"What can I do? How can I make things better for him? What should I have already done differently to help him avoid feeling like this?"
My children's, my husband's, anyone's but my own.
I'm slowly learning, and accepting... I cannot possibly manufacture another person's happiness, or their goodness.
No matter how hard I try, no matter how much I love them.
It's not on me.
Some things I can count on:
- My children (and husband) will struggle, and
- I am powerless to determine their happiness.
And if their happiness is my goal, I will come up short every time.
The same can be said for their goodness.
I'm a slow learner, but I am learning. And guess what?? I'm finding joy and freedom in the process.
In his recent book, "Parenting," Paul David Tripp writes,
"Good parents... have come to understand that they have no power whatsoever to change their children and that without God's wisdom they wouldn't even know what is best for their children."Ok wow, that's a statement. Again:
Here's the bottom line for every parent: the change that has to happen in each of your children, you can't create. In fact, nowhere in his Word has God tasked you with the responsibility to create it. Good parenting is about becoming okay with the fact that you are powerless to change your child. In fact, good parenting is about celebrating the fact that God has and never will put the burden of change on you. Because changing your children is a burden that we could never bear, God bore that burden for us by sending his Son to be the author of lasting personal change. The burden that caused his death liberates us parents and gives new life to our children. Now that's good news! So our job is simple; it's not to create change, but to be humble and willing instruments of change in the hands of the one and only author of change. (p. 62)I think if I'd read this book five years ago, those statements might have flown right over my head. Or perhaps I would have disagreed, thinking the author had raised extra-difficult children. And I'm pretty sure I have a few friends that upon reading that paragraph would burn the book.
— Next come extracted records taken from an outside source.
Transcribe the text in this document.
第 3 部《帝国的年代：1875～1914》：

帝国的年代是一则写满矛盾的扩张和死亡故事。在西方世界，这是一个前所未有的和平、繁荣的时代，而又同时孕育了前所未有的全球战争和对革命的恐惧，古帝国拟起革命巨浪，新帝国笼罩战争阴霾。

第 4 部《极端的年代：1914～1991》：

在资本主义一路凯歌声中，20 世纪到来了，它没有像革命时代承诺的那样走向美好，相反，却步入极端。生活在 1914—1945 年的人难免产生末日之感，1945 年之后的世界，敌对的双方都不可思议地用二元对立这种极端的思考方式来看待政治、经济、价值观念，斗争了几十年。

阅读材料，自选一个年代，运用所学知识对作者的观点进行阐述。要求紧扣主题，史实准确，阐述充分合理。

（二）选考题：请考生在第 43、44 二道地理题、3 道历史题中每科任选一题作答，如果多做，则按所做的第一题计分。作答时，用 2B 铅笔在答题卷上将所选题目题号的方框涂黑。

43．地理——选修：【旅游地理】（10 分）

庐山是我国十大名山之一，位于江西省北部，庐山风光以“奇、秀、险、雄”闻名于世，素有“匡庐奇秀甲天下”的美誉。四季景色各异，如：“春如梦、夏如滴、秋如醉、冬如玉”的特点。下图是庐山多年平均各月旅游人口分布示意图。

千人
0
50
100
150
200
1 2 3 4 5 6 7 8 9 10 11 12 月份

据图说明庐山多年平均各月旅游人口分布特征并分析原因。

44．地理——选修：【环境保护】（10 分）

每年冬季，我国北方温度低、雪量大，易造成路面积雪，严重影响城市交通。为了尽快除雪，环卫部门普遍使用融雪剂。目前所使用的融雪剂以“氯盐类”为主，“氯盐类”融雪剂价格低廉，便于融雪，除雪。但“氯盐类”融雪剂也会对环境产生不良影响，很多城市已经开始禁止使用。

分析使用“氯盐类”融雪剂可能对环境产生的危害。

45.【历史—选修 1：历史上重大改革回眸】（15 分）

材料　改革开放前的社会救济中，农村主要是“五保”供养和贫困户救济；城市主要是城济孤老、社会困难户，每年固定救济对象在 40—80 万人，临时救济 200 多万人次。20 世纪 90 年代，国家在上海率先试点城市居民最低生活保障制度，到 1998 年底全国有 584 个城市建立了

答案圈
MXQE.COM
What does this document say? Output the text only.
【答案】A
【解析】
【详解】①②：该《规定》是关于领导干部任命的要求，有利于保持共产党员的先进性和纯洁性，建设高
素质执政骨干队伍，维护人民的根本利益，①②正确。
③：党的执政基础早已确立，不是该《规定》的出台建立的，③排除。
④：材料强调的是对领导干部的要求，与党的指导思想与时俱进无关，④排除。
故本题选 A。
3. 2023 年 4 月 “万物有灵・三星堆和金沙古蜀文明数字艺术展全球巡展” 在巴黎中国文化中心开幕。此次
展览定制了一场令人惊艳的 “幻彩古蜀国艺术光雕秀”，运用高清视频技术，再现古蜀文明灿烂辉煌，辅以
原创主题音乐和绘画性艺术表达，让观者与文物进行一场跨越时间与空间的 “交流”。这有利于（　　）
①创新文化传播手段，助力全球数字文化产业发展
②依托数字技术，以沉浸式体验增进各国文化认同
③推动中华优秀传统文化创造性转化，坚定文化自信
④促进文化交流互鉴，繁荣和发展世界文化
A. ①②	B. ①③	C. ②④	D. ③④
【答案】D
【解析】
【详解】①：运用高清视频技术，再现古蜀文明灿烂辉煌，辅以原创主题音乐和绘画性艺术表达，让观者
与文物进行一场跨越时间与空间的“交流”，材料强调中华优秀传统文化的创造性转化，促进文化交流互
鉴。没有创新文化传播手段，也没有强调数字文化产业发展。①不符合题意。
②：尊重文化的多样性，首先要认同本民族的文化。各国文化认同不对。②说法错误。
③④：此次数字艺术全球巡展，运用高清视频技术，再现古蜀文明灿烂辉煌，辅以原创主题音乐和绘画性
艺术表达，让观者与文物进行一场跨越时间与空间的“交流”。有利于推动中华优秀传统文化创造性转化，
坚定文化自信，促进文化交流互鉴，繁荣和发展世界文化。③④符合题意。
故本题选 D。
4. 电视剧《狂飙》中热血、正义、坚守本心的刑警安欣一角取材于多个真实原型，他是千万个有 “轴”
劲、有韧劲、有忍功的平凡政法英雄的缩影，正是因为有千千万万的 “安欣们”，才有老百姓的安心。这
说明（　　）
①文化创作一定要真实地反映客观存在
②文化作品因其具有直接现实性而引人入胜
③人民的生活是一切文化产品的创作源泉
But as for me, with three teenagers and one pre-teen (let's be honest, FOUR teenagers) in the house, I wholeheartedly agree.
And it's a relief, to be honest. A relief that it's not my job to create lasting behavior and ultimately change my children's hearts. We can model and guide and love and certainly pray, but change is not in our parenting job description.
One of my dear friends recently challenged me to pray two things:
1 - Lord, show me my sin
2 - Help me to see my child through your eyes
Oh. my. word.
And so far, if I could sum up my take-aways from Tripp's "Parenting" in a couple of sentences, it would be the same.
Lord, show me my sin.
And help me to love your children ~ these precious ones you've entrusted to Corbin and me ~ well.
A few more quotes I'm chewing on that qualify these ideas:
"Mercy ministry always comes down to this: you can help, but only Jesus can heal." - Rosaria Butterfield, Secret Thoughts of an Unlikely Convert (describing caring for foster children, but I'm beginning to view my parenting through this lens)
"It's my job to love you, it's God's job to make you good." - Ruth Bell Graham ~ to her husband(!!)
And last but not least, of course I hear Cappy's voice, "A person is about as happy as they decide to be."
Amen and amen. Let us lean in, love well, and prayerfully wrestle demons over our children as necessary. But then may we leave the happiness and heart change to Jesus, the One true Healer.